A new generation of streaming analytics for a connected world

We live in a world of connected devices. From the watches on our wrists to the doorbells outside our homes – IoT devices are everywhere. According to recent studies, it’s estimated there will be well over 24 billion IoT devices within the next four years, and with an abundance of these devices comes an abundance of data. How can analytics systems that need to manage these devices possibly track and analyze their billions of telemetry messages and respond quickly enough to emerging issues?

For example, imagine a healthcare application that monitors thousands of patients via smartwatches. This application needs to analyze data flowing in from each smartwatch and match it to the corresponding patient’s medical condition and history for analysis. If it is going to detect emerging medical issues, classify their urgency, and respond in seconds, it must be able to continuously analyze telemetry as soon as it arrives. Current software technologies that just log incoming data for query or offline analysis can’t react fast enough to make proactive decisions at the moment for patients.

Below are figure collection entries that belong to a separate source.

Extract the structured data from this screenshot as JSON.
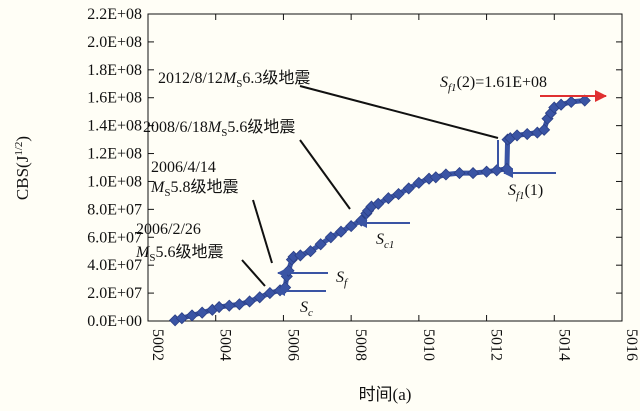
{
  "chart_data": {
    "type": "scatter",
    "xlabel": "时间(a)",
    "ylabel": "CBS(J",
    "ylabel_sup": "1/2",
    "ylabel_close": ")",
    "xlim": [
      5002,
      5016
    ],
    "ylim": [
      0,
      220000000
    ],
    "x_ticks": [
      5002,
      5004,
      5006,
      5008,
      5010,
      5012,
      5014,
      5016
    ],
    "x_tick_labels": [
      "5002",
      "5004",
      "5006",
      "5008",
      "5010",
      "5012",
      "5014",
      "5016"
    ],
    "y_ticks": [
      0,
      20000000,
      40000000,
      60000000,
      80000000,
      100000000,
      120000000,
      140000000,
      160000000,
      180000000,
      200000000,
      220000000
    ],
    "y_tick_labels": [
      "0.0E+00",
      "2.0E+07",
      "4.0E+07",
      "6.0E+07",
      "8.0E+07",
      "1.0E+08",
      "1.2E+08",
      "1.4E+08",
      "1.6E+08",
      "1.8E+08",
      "2.0E+08",
      "2.2E+08"
    ],
    "grid": false,
    "series": [
      {
        "color": "#3a54a4",
        "x": [
          5002.8,
          5003.0,
          5003.3,
          5003.6,
          5003.9,
          5004.1,
          5004.4,
          5004.7,
          5005.0,
          5005.3,
          5005.6,
          5005.9,
          5006.05,
          5006.1,
          5006.15,
          5006.25,
          5006.3,
          5006.5,
          5006.8,
          5007.1,
          5007.4,
          5007.7,
          5008.0,
          5008.3,
          5008.45,
          5008.5,
          5008.6,
          5008.8,
          5009.1,
          5009.4,
          5009.7,
          5010.0,
          5010.3,
          5010.5,
          5010.8,
          5011.2,
          5011.6,
          5012.0,
          5012.3,
          5012.6,
          5012.62,
          5012.7,
          5012.9,
          5013.2,
          5013.5,
          5013.7,
          5013.8,
          5013.9,
          5014.0,
          5014.2,
          5014.5,
          5014.9
        ],
        "y": [
          500000.0,
          2000000.0,
          4000000.0,
          6000000.0,
          8000000.0,
          10000000.0,
          11000000.0,
          12000000.0,
          14000000.0,
          17000000.0,
          20000000.0,
          22000000.0,
          24000000.0,
          32000000.0,
          36000000.0,
          44000000.0,
          46000000.0,
          47000000.0,
          50000000.0,
          55000000.0,
          60000000.0,
          64000000.0,
          68000000.0,
          72000000.0,
          77000000.0,
          79000000.0,
          82000000.0,
          84000000.0,
          88000000.0,
          91000000.0,
          95000000.0,
          99000000.0,
          102000000.0,
          103000000.0,
          105000000.0,
          106000000.0,
          106000000.0,
          107000000.0,
          108000000.0,
          109000000.0,
          130000000.0,
          131000000.0,
          133000000.0,
          134000000.0,
          135000000.0,
          137000000.0,
          145000000.0,
          149000000.0,
          153000000.0,
          155000000.0,
          157000000.0,
          158000000.0
        ]
      }
    ],
    "annotations": {
      "eq_2012": {
        "prefix": "2012/8/12",
        "m": "M",
        "sub": "S",
        "suffix": "6.3级地震"
      },
      "eq_2008": {
        "prefix": "2008/6/18",
        "m": "M",
        "sub": "S",
        "suffix": "5.6级地震"
      },
      "eq_2006_04_date": "2006/4/14",
      "eq_2006_04": {
        "m": "M",
        "sub": "S",
        "suffix": "5.8级地震"
      },
      "eq_2006_02_date": "2006/2/26",
      "eq_2006_02": {
        "m": "M",
        "sub": "S",
        "suffix": "5.6级地震"
      },
      "sf1_2": {
        "s": "S",
        "sub": "f1",
        "suffix": "(2)=1.61E+08"
      },
      "sf1_1": {
        "s": "S",
        "sub": "f1",
        "suffix": "(1)"
      },
      "sc1": {
        "s": "S",
        "sub": "c1"
      },
      "sf": {
        "s": "S",
        "sub": "f"
      },
      "sc": {
        "s": "S",
        "sub": "c"
      }
    },
    "colors": {
      "marker": "#3a54a4",
      "arrow_blue": "#3a54a4",
      "arrow_red": "#e03030",
      "leader": "#111111"
    }
  }
}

Further complicating this challenge is the difficulty in writing analytics algorithms for streaming data that track dynamic measurements of physical systems. Sensor data, such as EKG data from cardiac monitors or temperature/pressure/RPM data from engines and air compressors, often have complex waveforms that hide patterns describing emerging issues needing attention.

New software technology promises to address these challenges and enable streaming analytics to track large populations of IoT devices quickly and effectively. This technology combines the power of in-memory computing with the digital twin software model to enable incoming telemetry from millions of devices to be analyzed immediately – as it flows in – instead of requiring log files or historian databases and offline analytics. It can immediately signal abnormal events and send alerts to personnel.

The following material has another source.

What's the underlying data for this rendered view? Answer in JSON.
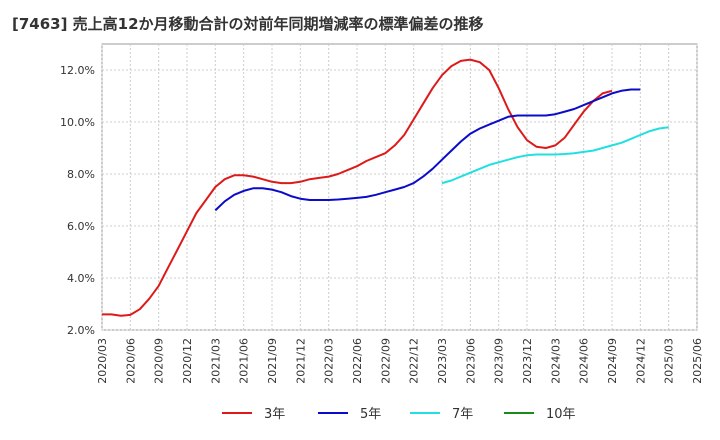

In-memory computing platforms leverage the combined computing power of many cloud-based or on-premises servers working together to host information about each IoT device in memory for fast access. They combine this information with incoming telemetry to update their knowledge about each device’s condition. In-memory computing can do all of this in milliseconds using the digital twin model, a software technique originally created for building and evaluating new devices. When used for streaming analytics, a digital twin for each device holds information about the device and processes incoming telemetry. This both simplifies the design of analytics code and enables it to run fast.

Although analytics code is typically crafted in popular programming languages, such as Java and C#, creating algorithms that uncover emerging issues hidden within a stream of telemetry can be daunting or, at a minimum, complex. In many cases, the algorithm itself may be unknown because the underlying processes which lead to anomalies and, ultimately, device failures are not well understood. Machine learning (ML) algorithms can help tackle this problem by automatically recognizing abnormal patterns in a device’s telemetry messages and associated state information that is otherwise difficult for humans to detect. After training on historical data that has been classified as normal and abnormal, followed by testing and refinement, an ML algorithm can then monitor this dynamic information and alert personnel when it observes suspected abnormal behavior. No manual analytics coding is required.